I went on to outline ‘three big uncertainties’ that that would be fuelling this controversy:

  • “the rapidly changing way in how insurers are acquiring underwriting information to price their products”;
  • “what we actually mean by privacy…. It’s something that we recognise more by its loss, than by its presence.”
  • “changing attitudes around what we share and make public. The rise of social networks… allow us to find out all sorts of interesting things about people. This has excited insurers, who talk of data mining these social networks for underwriting purposes.”
Move Forward to 2018

Move forward just over five years, to January 2018 and a meeting of the UK Parliament’s Treasury Committee. The chief executive of the Financial Ombudsman Bureau told the committee that they were predicting the use of customer data by the financial services industry to be responsible for the next big surge of complaints after payment protection insurance dies down.

I was 3 months out, but otherwise, I’m afraid, pretty spot on. I was a lone voice back in 2012, but there are now many raising such questions. Yet time has moved on and the nature of the question has evolved. Clearly, the central issue is the use of customer data by the financial services industry, but with insurance, the presentation of that issue is much more nuanced. The shape of the problem, as I outlined in 2012 with my three big uncertainties, has evolved.

Profound Risk

Over the past six months, you’ll have noticed (and hopefully enjoyed) a series of posts on this blog, about the fundamental challenges raised by insurers’ use of data analytics. In those posts, I’ve covered six issues that I see as so fundamental that they could expose the insurance market to profound risk. And by ‘risk’, I mean the type that disrupts markets for all the wrong reasons – trust, confidence, stability and  the like.

I spent a great deal of time in 2018 thinking over these six fundamental challenges, discussing them with academics and fellow market practitioners. I’ve trialled them in speeches, to clients and wider audiences, and evolved them accordingly. They’ve drawn on my 18 years in the market, and my 18 years as a consultant. And surprisingly, after all this time, the postgraduate research I did at the University of Manchester in 1981 on the economic, political and social nature of risk evaluation.

Back to the present then. I’ve put the six posts together into a single ‘guide’ that is now available to download from the ‘Ethics and Insurance’ website. It provides the sector with a set of independent, informed and yes, sometimes challenging views on what lies ahead. Here’s the link.

All about Insurance 

Remember that the focus of the six posts in the download  is entirely on insurance, to the point that it does not cover some of the broader themes that data analytics presents, such as accountability and explainability.
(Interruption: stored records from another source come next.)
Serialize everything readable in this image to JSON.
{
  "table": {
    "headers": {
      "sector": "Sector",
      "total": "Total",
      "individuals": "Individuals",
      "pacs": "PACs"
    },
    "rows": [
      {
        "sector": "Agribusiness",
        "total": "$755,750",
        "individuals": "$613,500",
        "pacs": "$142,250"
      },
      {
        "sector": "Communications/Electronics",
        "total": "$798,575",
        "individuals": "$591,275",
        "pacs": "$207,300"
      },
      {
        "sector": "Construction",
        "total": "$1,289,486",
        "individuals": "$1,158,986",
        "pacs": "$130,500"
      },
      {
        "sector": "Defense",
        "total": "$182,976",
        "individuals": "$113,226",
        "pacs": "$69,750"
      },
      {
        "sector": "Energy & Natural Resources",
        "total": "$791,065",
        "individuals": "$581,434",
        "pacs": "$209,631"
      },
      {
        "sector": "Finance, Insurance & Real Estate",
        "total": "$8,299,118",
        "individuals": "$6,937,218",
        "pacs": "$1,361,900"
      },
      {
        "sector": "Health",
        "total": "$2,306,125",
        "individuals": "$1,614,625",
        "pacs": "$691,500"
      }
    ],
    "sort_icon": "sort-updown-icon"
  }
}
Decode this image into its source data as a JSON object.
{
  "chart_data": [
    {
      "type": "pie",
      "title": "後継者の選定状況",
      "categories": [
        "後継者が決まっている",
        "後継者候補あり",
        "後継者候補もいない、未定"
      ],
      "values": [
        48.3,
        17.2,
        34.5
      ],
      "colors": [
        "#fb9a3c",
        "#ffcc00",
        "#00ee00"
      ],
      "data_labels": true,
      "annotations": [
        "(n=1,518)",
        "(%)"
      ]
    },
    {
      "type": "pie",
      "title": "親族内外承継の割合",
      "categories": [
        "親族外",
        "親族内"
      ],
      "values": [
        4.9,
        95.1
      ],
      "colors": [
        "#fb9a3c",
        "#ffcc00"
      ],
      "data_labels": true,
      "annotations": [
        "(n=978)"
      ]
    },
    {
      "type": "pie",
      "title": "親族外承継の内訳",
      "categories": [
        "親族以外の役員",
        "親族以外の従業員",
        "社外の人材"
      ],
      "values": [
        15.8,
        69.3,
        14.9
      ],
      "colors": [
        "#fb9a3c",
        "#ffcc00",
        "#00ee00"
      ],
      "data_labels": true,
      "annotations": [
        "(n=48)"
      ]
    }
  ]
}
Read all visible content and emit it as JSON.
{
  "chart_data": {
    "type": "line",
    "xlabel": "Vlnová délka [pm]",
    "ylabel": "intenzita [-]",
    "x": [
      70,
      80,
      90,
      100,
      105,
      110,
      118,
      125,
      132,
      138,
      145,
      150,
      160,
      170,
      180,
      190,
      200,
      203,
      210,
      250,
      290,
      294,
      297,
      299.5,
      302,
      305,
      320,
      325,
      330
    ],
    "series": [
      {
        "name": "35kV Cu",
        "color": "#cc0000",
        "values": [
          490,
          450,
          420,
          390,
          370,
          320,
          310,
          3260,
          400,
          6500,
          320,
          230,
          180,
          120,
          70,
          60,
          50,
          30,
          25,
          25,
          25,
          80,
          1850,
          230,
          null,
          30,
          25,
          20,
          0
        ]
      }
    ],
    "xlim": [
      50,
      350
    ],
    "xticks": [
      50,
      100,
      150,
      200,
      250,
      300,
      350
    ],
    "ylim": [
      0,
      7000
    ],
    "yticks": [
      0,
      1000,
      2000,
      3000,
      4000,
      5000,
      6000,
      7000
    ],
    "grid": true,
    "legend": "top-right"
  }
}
Much has already been written about those broader themes elsewhere, and those writings apply to any business sector undergoing digitalisation, not just insurance. The guide addresses themes that are unique to insurance.

Like I did back in 2012, I am challenging the insurance sector to stand up and recognise these fundamental challenges. And I do so as a strong supporter of insurance, and of the need for it to innovate like any other sector. Yet I also want the market to innovate in ways that secure and build public trust.

Five years from now, in the summer of 2024, it will be very interesting to see how the market has risen to these challenges, and whether it did so voluntarily or through some form of political pressure. I hope the former, for a lot of what makes up this curious thing called trust comes from goodwill.